Aturan ini jelas sekali memaparkan bahwa jam mengajar guru 24-40 jam perminggu sama dengan jam kerja pegawai negeri sipil sebanyak 37,5 jam perminggu.

Ini mesti dimaknai bahwa tugas guru itu bukan hanya datang atau kerja tetapi tugas guru lebih komprehensif dari itu. Secara prinsip,guru itu tidak pernah kerja, tetapi dia mendidik, mengajar, mengarahkan, membimbing dsb peserta didik. Semua orang bisa kerja tapi tidak semua orang bisa mendidik, dan itu lah guru. Kita tidak bisa mengatakan bahwa orang yang bekerja itu mendidik tetapi orang yang mendidik sudah pasti kerja.
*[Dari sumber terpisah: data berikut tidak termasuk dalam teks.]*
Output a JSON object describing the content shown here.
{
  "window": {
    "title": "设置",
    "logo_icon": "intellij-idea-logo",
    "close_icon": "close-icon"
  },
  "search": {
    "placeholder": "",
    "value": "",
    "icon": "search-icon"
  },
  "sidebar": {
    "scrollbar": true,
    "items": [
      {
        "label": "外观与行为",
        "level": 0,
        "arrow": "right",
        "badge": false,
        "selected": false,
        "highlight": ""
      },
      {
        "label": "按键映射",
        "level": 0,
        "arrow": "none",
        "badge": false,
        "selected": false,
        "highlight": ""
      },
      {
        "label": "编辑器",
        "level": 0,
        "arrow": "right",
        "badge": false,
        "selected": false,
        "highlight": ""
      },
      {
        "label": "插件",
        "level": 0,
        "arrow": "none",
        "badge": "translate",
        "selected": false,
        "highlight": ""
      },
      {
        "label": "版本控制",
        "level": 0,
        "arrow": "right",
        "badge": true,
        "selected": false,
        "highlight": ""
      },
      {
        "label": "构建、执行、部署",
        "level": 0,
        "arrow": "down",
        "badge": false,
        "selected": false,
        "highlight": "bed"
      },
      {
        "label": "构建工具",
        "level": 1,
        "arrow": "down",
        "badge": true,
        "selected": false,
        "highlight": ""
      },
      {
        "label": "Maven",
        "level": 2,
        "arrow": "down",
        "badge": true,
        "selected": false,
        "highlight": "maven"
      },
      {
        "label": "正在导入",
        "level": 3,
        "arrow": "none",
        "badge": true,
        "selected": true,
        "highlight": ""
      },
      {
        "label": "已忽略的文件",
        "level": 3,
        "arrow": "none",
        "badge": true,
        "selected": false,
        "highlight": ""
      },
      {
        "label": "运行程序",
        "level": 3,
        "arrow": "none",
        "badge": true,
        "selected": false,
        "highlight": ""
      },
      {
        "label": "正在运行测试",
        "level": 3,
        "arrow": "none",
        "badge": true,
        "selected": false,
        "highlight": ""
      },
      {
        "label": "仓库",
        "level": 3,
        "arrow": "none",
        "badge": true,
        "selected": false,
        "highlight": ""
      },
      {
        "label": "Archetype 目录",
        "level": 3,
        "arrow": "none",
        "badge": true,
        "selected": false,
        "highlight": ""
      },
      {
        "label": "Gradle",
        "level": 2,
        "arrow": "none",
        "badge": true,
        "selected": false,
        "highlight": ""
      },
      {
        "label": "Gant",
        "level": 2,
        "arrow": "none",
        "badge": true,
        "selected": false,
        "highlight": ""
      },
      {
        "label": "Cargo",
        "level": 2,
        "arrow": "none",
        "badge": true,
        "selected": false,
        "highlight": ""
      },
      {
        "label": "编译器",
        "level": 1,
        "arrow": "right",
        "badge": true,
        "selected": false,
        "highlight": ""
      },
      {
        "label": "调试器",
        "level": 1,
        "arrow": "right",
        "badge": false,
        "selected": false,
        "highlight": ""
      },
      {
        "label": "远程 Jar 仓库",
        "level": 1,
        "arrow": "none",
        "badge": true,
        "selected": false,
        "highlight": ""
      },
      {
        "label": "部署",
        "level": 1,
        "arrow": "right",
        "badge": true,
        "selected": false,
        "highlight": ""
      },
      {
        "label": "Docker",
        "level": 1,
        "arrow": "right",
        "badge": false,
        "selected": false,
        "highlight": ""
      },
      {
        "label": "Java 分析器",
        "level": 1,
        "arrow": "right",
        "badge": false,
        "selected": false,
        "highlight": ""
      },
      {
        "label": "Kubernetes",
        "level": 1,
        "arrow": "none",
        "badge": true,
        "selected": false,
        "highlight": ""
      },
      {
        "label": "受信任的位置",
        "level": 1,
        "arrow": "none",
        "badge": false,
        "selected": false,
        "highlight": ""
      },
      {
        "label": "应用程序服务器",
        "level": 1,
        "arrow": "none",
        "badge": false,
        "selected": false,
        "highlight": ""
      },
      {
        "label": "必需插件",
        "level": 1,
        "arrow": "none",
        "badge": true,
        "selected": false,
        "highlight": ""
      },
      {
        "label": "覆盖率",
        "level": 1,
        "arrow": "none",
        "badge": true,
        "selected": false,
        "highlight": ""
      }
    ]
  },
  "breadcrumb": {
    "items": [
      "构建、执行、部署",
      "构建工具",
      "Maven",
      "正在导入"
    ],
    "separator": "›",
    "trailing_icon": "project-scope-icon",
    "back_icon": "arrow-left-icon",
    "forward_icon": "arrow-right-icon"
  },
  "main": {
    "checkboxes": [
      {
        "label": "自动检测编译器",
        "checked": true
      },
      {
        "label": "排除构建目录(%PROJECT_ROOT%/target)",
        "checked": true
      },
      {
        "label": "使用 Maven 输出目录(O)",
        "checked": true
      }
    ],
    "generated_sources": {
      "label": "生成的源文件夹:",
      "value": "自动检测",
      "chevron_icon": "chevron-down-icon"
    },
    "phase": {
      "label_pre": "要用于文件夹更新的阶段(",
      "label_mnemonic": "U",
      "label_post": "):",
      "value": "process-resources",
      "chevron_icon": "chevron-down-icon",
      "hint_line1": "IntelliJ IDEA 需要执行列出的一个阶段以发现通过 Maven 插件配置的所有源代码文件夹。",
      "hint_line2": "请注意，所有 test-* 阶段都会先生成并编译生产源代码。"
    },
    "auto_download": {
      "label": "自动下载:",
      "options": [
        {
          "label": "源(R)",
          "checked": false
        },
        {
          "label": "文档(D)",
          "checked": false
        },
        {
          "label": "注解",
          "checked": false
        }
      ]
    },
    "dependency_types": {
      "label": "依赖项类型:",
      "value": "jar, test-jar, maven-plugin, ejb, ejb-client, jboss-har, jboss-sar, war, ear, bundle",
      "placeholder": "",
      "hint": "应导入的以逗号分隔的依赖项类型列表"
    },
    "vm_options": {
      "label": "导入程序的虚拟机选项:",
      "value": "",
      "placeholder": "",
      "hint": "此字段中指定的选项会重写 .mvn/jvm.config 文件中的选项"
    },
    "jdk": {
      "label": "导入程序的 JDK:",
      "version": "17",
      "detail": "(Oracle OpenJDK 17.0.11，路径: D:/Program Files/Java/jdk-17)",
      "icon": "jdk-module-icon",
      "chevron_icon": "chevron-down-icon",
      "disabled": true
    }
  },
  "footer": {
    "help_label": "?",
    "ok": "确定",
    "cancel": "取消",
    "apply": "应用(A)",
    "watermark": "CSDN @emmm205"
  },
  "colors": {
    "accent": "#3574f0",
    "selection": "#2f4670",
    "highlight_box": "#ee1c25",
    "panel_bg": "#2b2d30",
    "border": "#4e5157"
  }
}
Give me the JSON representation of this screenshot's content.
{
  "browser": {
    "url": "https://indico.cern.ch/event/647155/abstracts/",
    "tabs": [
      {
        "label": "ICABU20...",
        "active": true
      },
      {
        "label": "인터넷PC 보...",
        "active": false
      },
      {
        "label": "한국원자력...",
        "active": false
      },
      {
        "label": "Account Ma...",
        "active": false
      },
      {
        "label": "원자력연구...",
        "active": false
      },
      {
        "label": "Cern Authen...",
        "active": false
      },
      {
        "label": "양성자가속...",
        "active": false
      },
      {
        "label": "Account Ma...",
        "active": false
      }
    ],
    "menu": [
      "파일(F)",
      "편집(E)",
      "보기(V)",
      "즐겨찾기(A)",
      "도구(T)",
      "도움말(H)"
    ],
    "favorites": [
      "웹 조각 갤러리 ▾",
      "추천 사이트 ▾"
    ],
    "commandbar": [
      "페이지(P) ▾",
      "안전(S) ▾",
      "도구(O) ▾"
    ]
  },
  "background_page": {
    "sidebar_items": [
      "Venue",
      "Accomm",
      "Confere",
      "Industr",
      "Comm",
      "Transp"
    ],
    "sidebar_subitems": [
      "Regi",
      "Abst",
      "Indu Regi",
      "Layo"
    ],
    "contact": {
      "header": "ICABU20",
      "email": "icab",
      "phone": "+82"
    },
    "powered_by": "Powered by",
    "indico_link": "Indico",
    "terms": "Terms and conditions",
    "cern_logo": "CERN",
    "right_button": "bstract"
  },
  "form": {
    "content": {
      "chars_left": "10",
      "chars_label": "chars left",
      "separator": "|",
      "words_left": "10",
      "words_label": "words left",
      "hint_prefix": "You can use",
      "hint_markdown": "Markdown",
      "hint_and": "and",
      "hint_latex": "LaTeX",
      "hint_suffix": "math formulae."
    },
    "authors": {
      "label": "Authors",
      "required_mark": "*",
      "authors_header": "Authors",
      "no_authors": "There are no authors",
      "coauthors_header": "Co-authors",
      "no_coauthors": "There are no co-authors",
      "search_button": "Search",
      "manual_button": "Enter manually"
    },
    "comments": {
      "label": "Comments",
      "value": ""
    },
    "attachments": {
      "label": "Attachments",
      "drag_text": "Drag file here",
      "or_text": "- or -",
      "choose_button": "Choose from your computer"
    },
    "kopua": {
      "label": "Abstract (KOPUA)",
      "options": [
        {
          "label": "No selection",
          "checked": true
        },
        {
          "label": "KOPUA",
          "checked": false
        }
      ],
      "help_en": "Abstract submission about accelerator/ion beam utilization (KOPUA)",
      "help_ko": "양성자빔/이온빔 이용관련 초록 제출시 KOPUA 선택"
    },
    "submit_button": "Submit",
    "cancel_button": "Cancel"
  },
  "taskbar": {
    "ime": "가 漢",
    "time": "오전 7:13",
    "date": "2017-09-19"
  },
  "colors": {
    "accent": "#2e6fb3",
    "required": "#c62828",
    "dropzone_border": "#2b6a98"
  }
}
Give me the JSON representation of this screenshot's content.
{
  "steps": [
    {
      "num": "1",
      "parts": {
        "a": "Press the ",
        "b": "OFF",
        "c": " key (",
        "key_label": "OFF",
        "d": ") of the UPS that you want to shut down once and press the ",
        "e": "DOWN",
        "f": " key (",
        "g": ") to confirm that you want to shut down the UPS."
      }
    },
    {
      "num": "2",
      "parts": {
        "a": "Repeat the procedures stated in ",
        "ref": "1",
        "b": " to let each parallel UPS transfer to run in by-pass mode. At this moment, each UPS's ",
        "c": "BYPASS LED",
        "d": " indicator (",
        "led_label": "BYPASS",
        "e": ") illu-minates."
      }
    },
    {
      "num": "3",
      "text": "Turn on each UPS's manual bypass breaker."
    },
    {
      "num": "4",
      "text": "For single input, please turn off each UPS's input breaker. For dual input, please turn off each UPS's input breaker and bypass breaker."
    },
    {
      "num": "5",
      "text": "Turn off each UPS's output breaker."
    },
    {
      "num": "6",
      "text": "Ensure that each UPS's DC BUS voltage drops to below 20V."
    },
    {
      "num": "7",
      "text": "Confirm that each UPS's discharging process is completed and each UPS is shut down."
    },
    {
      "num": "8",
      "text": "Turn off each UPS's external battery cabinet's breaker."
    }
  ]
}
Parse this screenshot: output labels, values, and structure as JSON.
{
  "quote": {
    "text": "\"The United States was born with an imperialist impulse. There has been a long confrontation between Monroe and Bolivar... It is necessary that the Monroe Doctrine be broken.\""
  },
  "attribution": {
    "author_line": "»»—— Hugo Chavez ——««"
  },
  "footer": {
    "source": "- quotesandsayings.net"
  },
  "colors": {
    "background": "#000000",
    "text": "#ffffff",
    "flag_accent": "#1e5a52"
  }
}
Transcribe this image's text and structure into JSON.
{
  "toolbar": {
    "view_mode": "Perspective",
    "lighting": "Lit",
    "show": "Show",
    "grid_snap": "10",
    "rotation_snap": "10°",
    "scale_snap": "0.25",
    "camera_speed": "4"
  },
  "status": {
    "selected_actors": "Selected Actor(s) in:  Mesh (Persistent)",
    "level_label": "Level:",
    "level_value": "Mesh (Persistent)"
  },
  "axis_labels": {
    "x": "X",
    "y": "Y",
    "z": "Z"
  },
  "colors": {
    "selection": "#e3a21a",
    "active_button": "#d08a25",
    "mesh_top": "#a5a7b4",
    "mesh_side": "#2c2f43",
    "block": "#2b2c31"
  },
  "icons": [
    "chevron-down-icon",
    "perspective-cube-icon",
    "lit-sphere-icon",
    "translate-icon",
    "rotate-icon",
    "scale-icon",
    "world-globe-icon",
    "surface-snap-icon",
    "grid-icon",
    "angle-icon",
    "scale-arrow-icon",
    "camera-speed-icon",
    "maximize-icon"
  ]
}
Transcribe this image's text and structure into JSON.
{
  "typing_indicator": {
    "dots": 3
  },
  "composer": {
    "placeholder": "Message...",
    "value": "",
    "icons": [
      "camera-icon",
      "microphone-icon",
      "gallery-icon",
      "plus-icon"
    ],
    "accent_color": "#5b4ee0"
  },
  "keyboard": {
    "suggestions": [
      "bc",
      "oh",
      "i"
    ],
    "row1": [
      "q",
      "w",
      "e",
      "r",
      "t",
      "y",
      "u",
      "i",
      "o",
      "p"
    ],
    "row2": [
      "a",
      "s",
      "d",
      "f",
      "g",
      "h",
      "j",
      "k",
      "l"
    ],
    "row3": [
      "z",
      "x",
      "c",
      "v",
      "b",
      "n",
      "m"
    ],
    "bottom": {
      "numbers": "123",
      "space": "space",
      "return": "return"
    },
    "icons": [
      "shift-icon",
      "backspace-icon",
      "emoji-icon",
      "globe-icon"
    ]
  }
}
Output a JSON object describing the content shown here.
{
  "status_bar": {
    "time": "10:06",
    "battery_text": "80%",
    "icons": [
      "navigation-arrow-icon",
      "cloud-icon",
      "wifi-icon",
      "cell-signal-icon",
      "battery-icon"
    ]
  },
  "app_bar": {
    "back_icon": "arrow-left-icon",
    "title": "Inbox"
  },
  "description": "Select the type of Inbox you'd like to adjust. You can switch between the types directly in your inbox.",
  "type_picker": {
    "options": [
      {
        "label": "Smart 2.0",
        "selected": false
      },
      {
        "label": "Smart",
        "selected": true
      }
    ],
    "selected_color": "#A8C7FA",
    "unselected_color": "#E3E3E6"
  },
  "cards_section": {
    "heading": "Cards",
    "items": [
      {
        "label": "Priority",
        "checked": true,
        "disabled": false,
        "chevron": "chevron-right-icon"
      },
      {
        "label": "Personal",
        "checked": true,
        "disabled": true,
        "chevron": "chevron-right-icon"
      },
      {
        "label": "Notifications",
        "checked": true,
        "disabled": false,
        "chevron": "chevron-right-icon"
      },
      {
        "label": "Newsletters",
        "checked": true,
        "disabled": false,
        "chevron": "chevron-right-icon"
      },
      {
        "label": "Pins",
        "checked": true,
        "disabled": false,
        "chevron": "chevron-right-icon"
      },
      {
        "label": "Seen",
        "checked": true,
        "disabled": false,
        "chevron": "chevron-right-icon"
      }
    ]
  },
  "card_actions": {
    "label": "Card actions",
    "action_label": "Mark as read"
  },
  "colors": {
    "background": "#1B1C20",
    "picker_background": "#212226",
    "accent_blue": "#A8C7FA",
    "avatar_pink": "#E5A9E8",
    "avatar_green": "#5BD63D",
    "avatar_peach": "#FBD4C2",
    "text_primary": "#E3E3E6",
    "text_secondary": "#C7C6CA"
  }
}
Beban guru mengajar selama 24-40 jam tatap muka dalam seminggu (pasal 35 ayat 2) apalagi harus datang ke sekolah 37,5 jam per minggu jelas mengurangi semangat meningkatkan kualitas guru itu sendiri. Dengan mengajar selama 24-40 jam tatap muka apalagi harus hadir 37,5 jam seminggu, jelas tidak ada waktu bagi guru untuk belajar, dan mengembangkan diri karena disibukkan harus hadir di sekolah.